Tal com em muitos países da União, os novos poderes servem para enfrentar a pandemia de Covid-19, mas o diploma não estabelece quando terminará o regime excecional. A oposição acusa o governo do Fidesz de querer esmagar qualquer dissidência, mas eurodeputados eleitos por esse partido refutam a crítica.

"A Comissão Europeia não encontrou nenhuma ilegalidade no que se refere à lei de emergência. É por isso que este debate é uma farsa sobre os valores e princípios jurídicos europeus, parece o tempo dos julgamentos de crimes de consciência. Infelizmente, ninguém aqui respeita os factos", argumentou Andor Deli, eurodeputado húngaro do centro-direita.

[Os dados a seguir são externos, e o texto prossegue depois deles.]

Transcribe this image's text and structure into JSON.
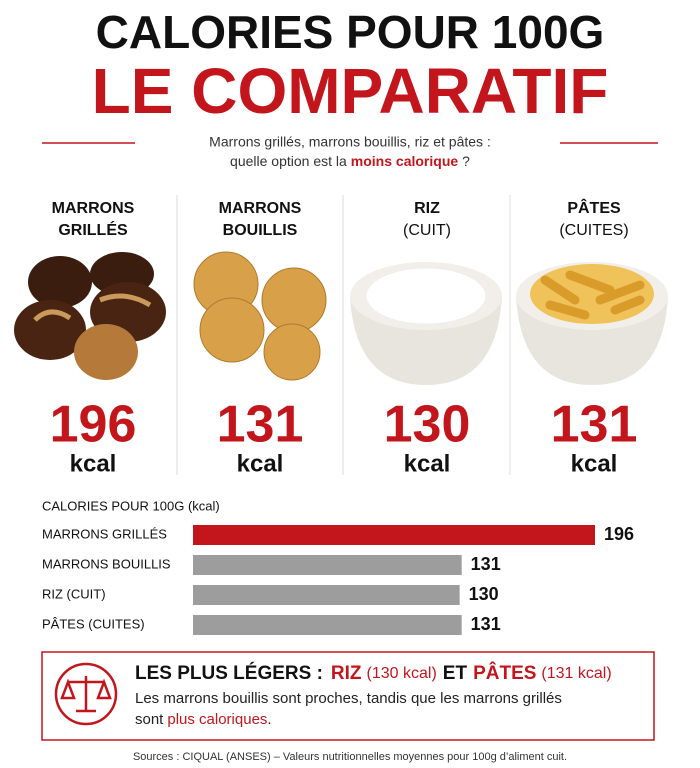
{
  "header": {
    "title_line1": "CALORIES POUR 100G",
    "title_line2": "LE COMPARATIF",
    "subtitle_line1": "Marrons grillés, marrons bouillis, riz et pâtes :",
    "subtitle_line2_start": "quelle option est la",
    "subtitle_highlight": "moins calorique",
    "subtitle_end": "?"
  },
  "cards": [
    {
      "name_line1": "MARRONS",
      "name_line2": "GRILLÉS",
      "value": 196,
      "unit": "kcal"
    },
    {
      "name_line1": "MARRONS",
      "name_line2": "BOUILLIS",
      "value": 131,
      "unit": "kcal"
    },
    {
      "name_line1": "RIZ",
      "name_line2": "(CUIT)",
      "value": 130,
      "unit": "kcal"
    },
    {
      "name_line1": "PÂTES",
      "name_line2": "(CUITES)",
      "value": 131,
      "unit": "kcal"
    }
  ],
  "chart_data": {
    "type": "bar",
    "orientation": "horizontal",
    "title": "CALORIES POUR 100G (kcal)",
    "categories": [
      "MARRONS GRILLÉS",
      "MARRONS BOUILLIS",
      "RIZ (CUIT)",
      "PÂTES (CUITES)"
    ],
    "values": [
      196,
      131,
      130,
      131
    ],
    "colors": [
      "#c3161c",
      "#9d9d9d",
      "#9d9d9d",
      "#9d9d9d"
    ]
  },
  "conclusion": {
    "title_start": "LES PLUS LÉGERS :",
    "item1": "RIZ",
    "item1_value": "(130 kcal)",
    "joiner": "ET",
    "item2": "PÂTES",
    "item2_value": "(131 kcal)",
    "text_line1": "Les marrons bouillis sont proches, tandis que les marrons grillés",
    "text_line2_start": "sont",
    "text_highlight": "plus caloriques",
    "text_end": "."
  },
  "sources": "Sources : CIQUAL (ANSES) – Valeurs nutritionnelles moyennes pour 100g d’aliment cuit."
}
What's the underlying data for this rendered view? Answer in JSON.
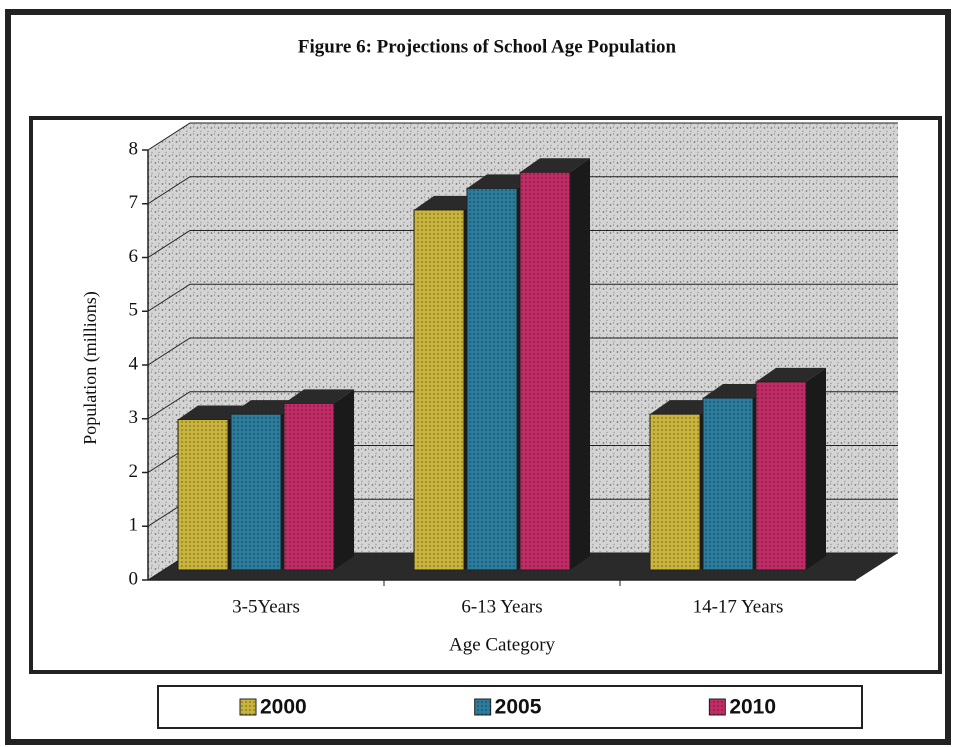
{
  "chart_data": {
    "type": "bar",
    "title": "Figure 6: Projections of School Age Population",
    "x_label": "Age Category",
    "y_label": "Population (millions)",
    "categories": [
      "3-5Years",
      "6-13 Years",
      "14-17 Years"
    ],
    "series": [
      {
        "name": "2000",
        "color": "#c9b43c",
        "values": [
          2.8,
          6.7,
          2.9
        ]
      },
      {
        "name": "2005",
        "color": "#2b7c9c",
        "values": [
          2.9,
          7.1,
          3.2
        ]
      },
      {
        "name": "2010",
        "color": "#c22c66",
        "values": [
          3.1,
          7.4,
          3.5
        ]
      }
    ],
    "ylim": [
      0,
      8
    ],
    "yticks": [
      0,
      1,
      2,
      3,
      4,
      5,
      6,
      7,
      8
    ],
    "grid": true
  }
}
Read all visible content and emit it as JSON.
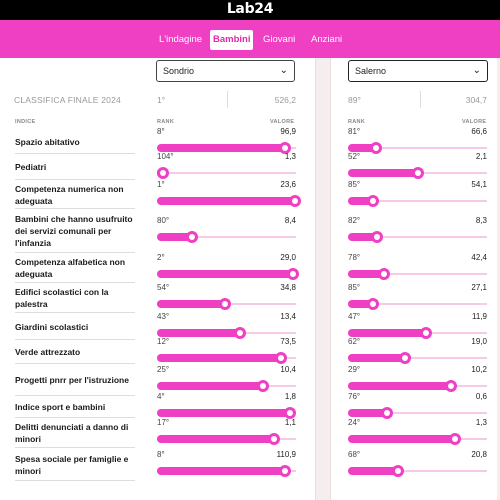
{
  "header": {
    "logo": "Lab24"
  },
  "nav": {
    "tabs": [
      {
        "label": "L'indagine"
      },
      {
        "label": "Bambini",
        "active": true
      },
      {
        "label": "Giovani"
      },
      {
        "label": "Anziani"
      }
    ]
  },
  "left": {
    "city": "Sondrio",
    "final_rank": "1°",
    "final_value": "526,2"
  },
  "right": {
    "city": "Salerno",
    "final_rank": "89°",
    "final_value": "304,7"
  },
  "labels": {
    "final": "CLASSIFICA FINALE 2024",
    "index": "INDICE",
    "rank": "RANK",
    "value": "VALORE"
  },
  "colors": {
    "accent": "#ef3fc3",
    "track": "#f7c9e8"
  },
  "rows": [
    {
      "label": "Spazio abitativo",
      "left": {
        "rank": "8°",
        "value": "96,9",
        "level": 0.92
      },
      "right": {
        "rank": "81°",
        "value": "66,6",
        "level": 0.2
      }
    },
    {
      "label": "Pediatri",
      "left": {
        "rank": "104°",
        "value": "1,3",
        "level": 0.03
      },
      "right": {
        "rank": "52°",
        "value": "2,1",
        "level": 0.5
      }
    },
    {
      "label": "Competenza numerica non adeguata",
      "left": {
        "rank": "1°",
        "value": "23,6",
        "level": 0.99
      },
      "right": {
        "rank": "85°",
        "value": "54,1",
        "level": 0.18
      }
    },
    {
      "label": "Bambini che hanno usufruito dei servizi comunali per l'infanzia",
      "left": {
        "rank": "80°",
        "value": "8,4",
        "level": 0.25
      },
      "right": {
        "rank": "82°",
        "value": "8,3",
        "level": 0.21
      }
    },
    {
      "label": "Competenza alfabetica non adeguata",
      "left": {
        "rank": "2°",
        "value": "29,0",
        "level": 0.98
      },
      "right": {
        "rank": "78°",
        "value": "42,4",
        "level": 0.26
      }
    },
    {
      "label": "Edifici scolastici con la palestra",
      "left": {
        "rank": "54°",
        "value": "34,8",
        "level": 0.49
      },
      "right": {
        "rank": "85°",
        "value": "27,1",
        "level": 0.18
      }
    },
    {
      "label": "Giardini scolastici",
      "left": {
        "rank": "43°",
        "value": "13,4",
        "level": 0.6
      },
      "right": {
        "rank": "47°",
        "value": "11,9",
        "level": 0.56
      }
    },
    {
      "label": "Verde attrezzato",
      "left": {
        "rank": "12°",
        "value": "73,5",
        "level": 0.89
      },
      "right": {
        "rank": "62°",
        "value": "19,0",
        "level": 0.41
      }
    },
    {
      "label": "Progetti pnrr per l'istruzione",
      "left": {
        "rank": "25°",
        "value": "10,4",
        "level": 0.76
      },
      "right": {
        "rank": "29°",
        "value": "10,2",
        "level": 0.74
      }
    },
    {
      "label": "Indice sport e bambini",
      "left": {
        "rank": "4°",
        "value": "1,8",
        "level": 0.96
      },
      "right": {
        "rank": "76°",
        "value": "0,6",
        "level": 0.28
      }
    },
    {
      "label": "Delitti denunciati a danno di minori",
      "left": {
        "rank": "17°",
        "value": "1,1",
        "level": 0.84
      },
      "right": {
        "rank": "24°",
        "value": "1,3",
        "level": 0.77
      }
    },
    {
      "label": "Spesa sociale per famiglie e minori",
      "left": {
        "rank": "8°",
        "value": "110,9",
        "level": 0.92
      },
      "right": {
        "rank": "68°",
        "value": "20,8",
        "level": 0.36
      }
    }
  ]
}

Věra Jourová diz não haver motivo para agir

A Comissão Europeia, que já abriu procedimentos por infração contra a Hungria no passado, diz não ter, ainda, motivos para nova intervenção.

"Diariamente fazemos uma avaliação sobre a necessidade de avançar com medidas jurídicas. Já disse e volto a repetir: Ainda não chegou o momento de abrir um procedimento por infração contra a Hungria, mas estamos a monitorizar com atenção todas as medidas tomadas", explicou Věra Jourová, vice-presidente da Comissão Europeia com a pasta Valores e Transparência.

A ministra da Justiça húngara, Judit Varga, pediu para participar neste debate, mas o presidente do Parlamento Europeu, David Sassoli, não deu autorização, alegando que o nível adequado de representação deveria ser o do chefe de governo.